Si la memoria no me falla, esto sucedió en 1945. Las hermanas y los hermanos Ferrer Berrón y sus antepasados, así como otras personas, eran concesionarios desde hacía un par de siglos, para extraer y vender sal de mar, que se obtenía en forma de cristales en “charcos” que tenían asignados casi a la orilla del mar, en el Real de Salinas, dentro del límite territorial del Estado de Campeche, muy cerca de Yucatán. En otra época también cosechaban palo de tinte (palo de Campeche) y otros productos de la región.
Mi tío Eduardo (“Guayín”) Ferrer Berrón, había decidido tomar unas vacaciones en “El Real” con su familia, integrada por su esposa Conchita (hermana menor de mi papá Francisco Álvarez Barret) y de los hijos de ella y de Guayín: cuatro hijas y un hijo. Ellas eran Jesusita (ver foto), María Alicia, Rosa Eugenia y María Concepción, y él Eduardo José. Supongo que me invitaron porque pensaron que sería interesante y divertido para mí, por la buena amistad que había entre Eduardo José y yo, además de que eran muchas mujeres, y yo sería un mejor compañero de juegos para él. Mi papá aceptó darme permiso para el viaje por quince días, periodo al cabo del cual yo debería reunirme con él y mi mamá en casa de su hermano Manuel en Mérida.
El viaje comenzó en Campeche y se realizó en dos embarcaciones: una lancha de madera, provista de una caseta, para resguardar a mi tío (el capitán), su esposa e hijas y tenía un motor de gasolina. La otra era un cayuco con dos pescadores. Carecía de motor, pero tenía un mástil, una vela y unas tablas gruesas, que servían de asientos, colocadas transversalmente, donde nos sentábamos los pescadores, mi primo y yo, expuestos al sol y a la brisa.

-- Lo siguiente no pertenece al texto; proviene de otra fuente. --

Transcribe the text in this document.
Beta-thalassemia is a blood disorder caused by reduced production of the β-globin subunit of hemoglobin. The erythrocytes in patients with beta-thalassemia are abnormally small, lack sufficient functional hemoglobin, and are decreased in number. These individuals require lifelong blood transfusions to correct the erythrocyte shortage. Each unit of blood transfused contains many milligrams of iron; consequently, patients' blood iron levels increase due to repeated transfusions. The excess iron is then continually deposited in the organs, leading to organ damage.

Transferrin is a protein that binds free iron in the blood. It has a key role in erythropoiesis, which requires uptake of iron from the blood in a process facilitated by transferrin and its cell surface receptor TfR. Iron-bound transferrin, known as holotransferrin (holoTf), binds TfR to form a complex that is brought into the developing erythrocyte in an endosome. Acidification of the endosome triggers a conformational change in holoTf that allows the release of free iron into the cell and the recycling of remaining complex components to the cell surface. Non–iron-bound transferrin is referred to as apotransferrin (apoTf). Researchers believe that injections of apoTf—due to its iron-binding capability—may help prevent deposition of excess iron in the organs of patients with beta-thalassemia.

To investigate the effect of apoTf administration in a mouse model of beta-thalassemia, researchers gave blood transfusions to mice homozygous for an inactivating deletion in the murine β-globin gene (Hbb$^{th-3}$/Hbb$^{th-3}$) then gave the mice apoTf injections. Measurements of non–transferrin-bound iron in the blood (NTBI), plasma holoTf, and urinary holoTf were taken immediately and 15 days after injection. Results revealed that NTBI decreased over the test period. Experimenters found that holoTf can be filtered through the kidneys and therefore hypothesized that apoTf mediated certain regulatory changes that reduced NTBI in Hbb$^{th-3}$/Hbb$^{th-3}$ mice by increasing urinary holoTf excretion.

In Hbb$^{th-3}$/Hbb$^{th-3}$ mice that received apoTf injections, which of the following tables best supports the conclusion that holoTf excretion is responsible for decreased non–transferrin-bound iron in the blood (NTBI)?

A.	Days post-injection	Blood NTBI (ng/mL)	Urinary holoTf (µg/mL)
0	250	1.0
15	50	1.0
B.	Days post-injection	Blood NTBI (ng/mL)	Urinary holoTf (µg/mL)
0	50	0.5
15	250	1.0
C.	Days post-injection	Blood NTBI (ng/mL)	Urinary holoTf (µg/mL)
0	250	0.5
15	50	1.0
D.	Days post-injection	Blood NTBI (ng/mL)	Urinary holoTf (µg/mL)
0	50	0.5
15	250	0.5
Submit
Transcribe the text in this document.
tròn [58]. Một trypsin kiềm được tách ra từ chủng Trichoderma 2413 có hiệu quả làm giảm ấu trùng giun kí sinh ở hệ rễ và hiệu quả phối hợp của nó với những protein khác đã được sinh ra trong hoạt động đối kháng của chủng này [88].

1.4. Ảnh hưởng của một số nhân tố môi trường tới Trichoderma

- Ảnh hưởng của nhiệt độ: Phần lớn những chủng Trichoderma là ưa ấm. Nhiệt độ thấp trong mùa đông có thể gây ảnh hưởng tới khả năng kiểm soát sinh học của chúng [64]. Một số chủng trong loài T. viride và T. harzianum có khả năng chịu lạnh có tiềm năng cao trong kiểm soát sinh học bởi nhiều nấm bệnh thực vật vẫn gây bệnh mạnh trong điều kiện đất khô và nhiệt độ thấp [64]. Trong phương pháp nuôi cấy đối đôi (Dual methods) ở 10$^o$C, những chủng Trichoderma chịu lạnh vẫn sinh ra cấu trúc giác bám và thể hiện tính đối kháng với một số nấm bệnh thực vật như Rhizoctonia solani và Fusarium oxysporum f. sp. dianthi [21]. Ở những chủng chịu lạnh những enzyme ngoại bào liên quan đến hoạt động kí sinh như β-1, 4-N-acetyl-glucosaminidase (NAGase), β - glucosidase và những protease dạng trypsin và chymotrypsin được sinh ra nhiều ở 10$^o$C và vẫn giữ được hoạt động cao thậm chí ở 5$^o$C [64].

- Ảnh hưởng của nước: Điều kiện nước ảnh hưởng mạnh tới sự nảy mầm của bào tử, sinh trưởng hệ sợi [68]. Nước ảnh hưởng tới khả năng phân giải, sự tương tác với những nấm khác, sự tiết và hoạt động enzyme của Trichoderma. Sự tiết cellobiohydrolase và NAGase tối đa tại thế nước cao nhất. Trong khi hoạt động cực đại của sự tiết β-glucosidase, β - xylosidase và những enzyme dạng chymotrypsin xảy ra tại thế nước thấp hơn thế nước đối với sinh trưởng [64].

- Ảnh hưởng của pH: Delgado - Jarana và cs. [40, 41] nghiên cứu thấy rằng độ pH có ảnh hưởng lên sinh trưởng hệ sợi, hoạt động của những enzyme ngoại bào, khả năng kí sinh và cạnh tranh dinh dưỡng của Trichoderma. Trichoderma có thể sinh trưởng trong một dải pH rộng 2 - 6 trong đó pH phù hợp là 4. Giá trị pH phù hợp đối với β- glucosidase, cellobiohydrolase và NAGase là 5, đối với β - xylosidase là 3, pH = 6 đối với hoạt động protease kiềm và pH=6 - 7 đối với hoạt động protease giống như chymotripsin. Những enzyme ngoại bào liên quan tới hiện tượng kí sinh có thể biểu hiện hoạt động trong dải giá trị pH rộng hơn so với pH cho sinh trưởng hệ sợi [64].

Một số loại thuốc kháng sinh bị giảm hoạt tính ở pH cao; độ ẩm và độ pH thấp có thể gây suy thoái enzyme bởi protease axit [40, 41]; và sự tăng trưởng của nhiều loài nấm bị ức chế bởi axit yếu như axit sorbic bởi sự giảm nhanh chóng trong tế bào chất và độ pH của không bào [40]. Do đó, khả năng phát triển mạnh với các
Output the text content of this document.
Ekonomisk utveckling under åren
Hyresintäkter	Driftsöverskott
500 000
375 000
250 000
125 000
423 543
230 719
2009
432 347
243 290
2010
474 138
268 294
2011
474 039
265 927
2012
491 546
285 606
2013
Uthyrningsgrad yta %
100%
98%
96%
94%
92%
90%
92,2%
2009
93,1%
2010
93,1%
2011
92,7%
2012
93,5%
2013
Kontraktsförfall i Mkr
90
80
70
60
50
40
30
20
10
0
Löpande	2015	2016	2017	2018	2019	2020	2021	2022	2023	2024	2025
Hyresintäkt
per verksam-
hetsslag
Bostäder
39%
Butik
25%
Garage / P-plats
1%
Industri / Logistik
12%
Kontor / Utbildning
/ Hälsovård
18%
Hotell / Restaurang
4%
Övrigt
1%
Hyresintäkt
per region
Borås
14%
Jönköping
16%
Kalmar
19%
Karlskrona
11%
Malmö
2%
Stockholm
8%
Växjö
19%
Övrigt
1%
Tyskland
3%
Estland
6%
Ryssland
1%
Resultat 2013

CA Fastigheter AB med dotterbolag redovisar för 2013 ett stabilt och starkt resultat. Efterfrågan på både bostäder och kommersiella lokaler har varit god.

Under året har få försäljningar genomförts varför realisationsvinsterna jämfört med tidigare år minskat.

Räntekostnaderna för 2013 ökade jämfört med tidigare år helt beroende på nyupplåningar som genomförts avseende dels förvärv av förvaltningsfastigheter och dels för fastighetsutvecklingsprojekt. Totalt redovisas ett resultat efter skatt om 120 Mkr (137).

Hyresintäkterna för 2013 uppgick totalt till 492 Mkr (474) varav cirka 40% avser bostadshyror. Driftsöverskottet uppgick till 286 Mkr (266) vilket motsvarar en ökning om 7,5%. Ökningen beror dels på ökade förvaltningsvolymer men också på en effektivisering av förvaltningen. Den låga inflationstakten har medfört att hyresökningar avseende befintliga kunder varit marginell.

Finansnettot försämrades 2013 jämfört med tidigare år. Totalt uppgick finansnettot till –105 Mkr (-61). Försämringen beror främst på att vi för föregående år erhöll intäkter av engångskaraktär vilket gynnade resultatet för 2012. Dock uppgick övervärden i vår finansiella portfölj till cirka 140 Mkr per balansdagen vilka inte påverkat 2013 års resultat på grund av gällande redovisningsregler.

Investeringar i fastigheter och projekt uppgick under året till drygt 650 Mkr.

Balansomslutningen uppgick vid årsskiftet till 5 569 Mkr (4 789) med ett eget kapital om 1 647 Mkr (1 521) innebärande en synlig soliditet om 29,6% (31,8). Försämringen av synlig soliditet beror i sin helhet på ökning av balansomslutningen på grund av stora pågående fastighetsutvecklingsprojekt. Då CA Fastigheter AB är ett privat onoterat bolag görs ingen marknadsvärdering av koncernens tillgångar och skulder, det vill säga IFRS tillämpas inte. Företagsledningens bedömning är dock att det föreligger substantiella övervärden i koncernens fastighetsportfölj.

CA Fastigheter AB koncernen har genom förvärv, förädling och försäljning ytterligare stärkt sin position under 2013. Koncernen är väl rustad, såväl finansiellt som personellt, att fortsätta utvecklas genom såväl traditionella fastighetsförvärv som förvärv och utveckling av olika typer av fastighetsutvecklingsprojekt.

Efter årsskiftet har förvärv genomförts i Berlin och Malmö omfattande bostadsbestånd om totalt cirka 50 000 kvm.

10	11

La navegación se desarrollaba normalmente, cerca de la costa y el cayuco seguía a la lancha a corta distancia. Ocasionalmente, algunos pequeños peces voladores caían dentro del cayuco, para diversión nuestra. Más tarde, me preocupó ver dos grandes animales nadando muy cerca del cayuco, casi donde yo iba sentado, pero los pescadores me tranquilizaron diciendo que eran delfines. Al rato, se nubló mucho el cielo y hubo fuertes truenos. Mi tío acercó la lancha a la costa, paró el motor y lanzó el ancla. Los pescadores hicieron lo mismo con el cayuco. Comenzó a llover y, para no mojarnos, quitaron la vela y el mástil. Apoyaron a éste a lo largo del cayuco, y extendieron la vela sobre el mástil, cubriéndolo todo. Nos acostamos los cuatro en las tablas y con esta maniobra evitamos mojarnos. Cuando dejó de llover continuamos el viaje sin más contratiempos y llegamos al Real de Salinas.
Rafael Ferrer Marín, sobrino de “Guayín”, era el Administrador y vivía ahí. Había restaurado la añeja y cómoda casa principal, la cual tenía techo de antiguas tejas europeas de barro, pisos de ladrillos e instalación hidráulica para cocina, baño y lavadero. El agua se obtenía de la ría, muy cerca de la casa, en donde había ojos de agua dulce, como los que existen en la costa norte de la Península de Yucatán. El agua se conducía hasta el tinaco mediante un tubo galvanizado, y se extraía con una bomba que funcionaba con gasolina. Ferrer Marín se comunicaba con la oficina de la empresa en Campeche, con una pequeña estación de radio que operaba con un acumulador, el cual obtenía su carga de un generador que funcionaba con viento del mar.
En el Real, mi primo y yo visitamos los charcos de sal, hicimos excursiones en un bote de remos, y participamos con los pescadores y otras personas en actividades de pesca, para obtener gran parte de los alimentos que consumimos.
Muy temprano, al cabo de los 15 días, en un automóvil Ford antiguo me llevaron a Celestún, situado cerca del Real. Ahí tomé un autobús que me llevó a Progreso por un camino de arena. En Progreso tomé otro autobús para ir a Mérida, en donde, cerca del mercado, tomé una calesa, y en ella llegué a casa de mi tío Manuel, para reunirme con mis padres, como fin del feliz viaje.